According to data published by ASTSWMO, the dollar amount of claims filed with state sponsored LUST funds that are delaying reimbursement totals over one billion. In financial terms, the LUST fund may be suffering from an "Asset - Liability Mismatch", a financial term that describes a periodic imbalance when the dollar volume of submitted claims exceeds the fund's revenues.
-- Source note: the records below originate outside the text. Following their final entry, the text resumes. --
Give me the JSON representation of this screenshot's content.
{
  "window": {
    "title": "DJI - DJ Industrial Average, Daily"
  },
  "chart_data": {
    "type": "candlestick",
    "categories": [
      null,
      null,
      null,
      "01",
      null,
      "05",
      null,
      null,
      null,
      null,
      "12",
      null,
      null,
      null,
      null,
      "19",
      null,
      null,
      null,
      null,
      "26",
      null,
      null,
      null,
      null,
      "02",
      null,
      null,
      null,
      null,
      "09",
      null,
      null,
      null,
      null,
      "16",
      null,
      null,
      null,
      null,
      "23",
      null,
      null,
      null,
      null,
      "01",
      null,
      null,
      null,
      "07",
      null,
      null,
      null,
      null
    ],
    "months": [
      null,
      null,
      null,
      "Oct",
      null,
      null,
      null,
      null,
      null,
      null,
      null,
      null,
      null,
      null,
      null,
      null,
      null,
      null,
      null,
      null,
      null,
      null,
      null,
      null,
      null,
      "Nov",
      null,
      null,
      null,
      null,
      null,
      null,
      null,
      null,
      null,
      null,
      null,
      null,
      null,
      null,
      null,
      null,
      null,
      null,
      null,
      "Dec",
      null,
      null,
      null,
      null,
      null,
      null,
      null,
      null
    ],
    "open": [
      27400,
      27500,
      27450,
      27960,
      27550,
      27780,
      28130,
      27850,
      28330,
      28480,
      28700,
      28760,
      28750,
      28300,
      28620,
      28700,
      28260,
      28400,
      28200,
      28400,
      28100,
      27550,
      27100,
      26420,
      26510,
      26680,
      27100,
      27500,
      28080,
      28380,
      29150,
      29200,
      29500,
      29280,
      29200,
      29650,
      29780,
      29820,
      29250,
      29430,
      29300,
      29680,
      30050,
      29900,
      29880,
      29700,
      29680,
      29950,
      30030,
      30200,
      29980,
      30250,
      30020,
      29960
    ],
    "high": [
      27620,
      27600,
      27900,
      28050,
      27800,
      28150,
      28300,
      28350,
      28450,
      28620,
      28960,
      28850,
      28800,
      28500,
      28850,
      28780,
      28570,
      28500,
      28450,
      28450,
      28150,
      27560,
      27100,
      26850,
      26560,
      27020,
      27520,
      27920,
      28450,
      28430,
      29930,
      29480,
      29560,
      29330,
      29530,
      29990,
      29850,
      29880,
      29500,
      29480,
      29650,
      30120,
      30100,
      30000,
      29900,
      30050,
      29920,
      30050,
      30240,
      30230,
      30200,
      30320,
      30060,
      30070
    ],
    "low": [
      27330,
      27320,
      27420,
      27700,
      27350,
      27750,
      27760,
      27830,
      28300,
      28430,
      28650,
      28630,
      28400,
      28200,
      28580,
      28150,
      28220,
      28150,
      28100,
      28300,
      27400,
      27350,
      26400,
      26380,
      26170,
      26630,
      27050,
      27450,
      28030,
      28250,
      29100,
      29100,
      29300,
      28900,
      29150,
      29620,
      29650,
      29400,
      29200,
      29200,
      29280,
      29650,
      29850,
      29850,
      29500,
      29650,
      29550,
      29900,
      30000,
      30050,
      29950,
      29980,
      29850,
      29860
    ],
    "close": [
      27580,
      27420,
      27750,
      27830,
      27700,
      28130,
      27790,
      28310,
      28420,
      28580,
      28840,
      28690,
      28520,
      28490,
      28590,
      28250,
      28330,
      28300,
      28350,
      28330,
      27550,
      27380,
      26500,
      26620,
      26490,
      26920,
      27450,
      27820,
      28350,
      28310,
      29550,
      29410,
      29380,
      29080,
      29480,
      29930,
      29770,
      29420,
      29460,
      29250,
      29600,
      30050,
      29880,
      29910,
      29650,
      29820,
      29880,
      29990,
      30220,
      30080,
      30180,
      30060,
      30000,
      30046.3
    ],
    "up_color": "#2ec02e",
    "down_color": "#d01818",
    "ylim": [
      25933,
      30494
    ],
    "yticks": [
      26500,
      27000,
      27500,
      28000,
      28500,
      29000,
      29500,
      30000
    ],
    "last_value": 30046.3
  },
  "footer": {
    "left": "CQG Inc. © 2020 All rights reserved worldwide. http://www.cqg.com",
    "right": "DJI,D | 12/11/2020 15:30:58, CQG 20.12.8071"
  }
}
What happens is that the fund's cash balance is eventually depleted and a payment queue results, resulting in RP's waiting months receive reimbursement*. Cash flow problems for the private sector can feed back into public policy problems for state fund administrators and their political leaders.

  • Small Regulated Tank Owners: Tying up significant amounts of working capital for long periods can materially impair the profitability & balance sheets of small businesses, depress property values, impede real estate transactions (reduced marketability) & slow job creation.
  • Large Regulated Tank Owners: Large regulated tank owners are not immune from payment delays, which when combined with the real-world reality of annual environmental budget constraints, can cause inefficiencies that slow the clean up process (ex. spreading work over several budget cycles). This can result in higher total costs to the RP and to the LUST fund.
  • State Fund Administrators & Political Leaders: Payment delays can cause a breakdown in the marketplace when RP's simply run out of financial capacity to continue clean up's, and environmental consultants are no longer able to wait many months to receive the reimbursement check.
    • Reduced voluntary cooperation can sometimes result in delays in identifying & removing LUSTs, which can result in increased public health risks & higher total clean up costs.
    • Regulators may spend limited management resources pursuing enforcement actions against financially strapped RP's rather than pursuing actual clean ups.
    • Payment delays can lead to delays in closing real estate transactions or impede refinancings.
    • The failure to remove "free product" may be a violation of CFR 280.64 Payment delays increase the risk that the LUST fund may no longer be deemed viable for meeting EPA's financial responsibility regulations.
    • Payment delays can lead to increased risk that the state legislature acts to eliminate the fund.

*Some LUST funds resort to other means to preserve their cash balance, including slowing down (or stopping) clean ups, slowing down claim approval, implementing prioritization measures, monitoring sites instead of cleaning them up, or reimbursing one class of tank owner before another.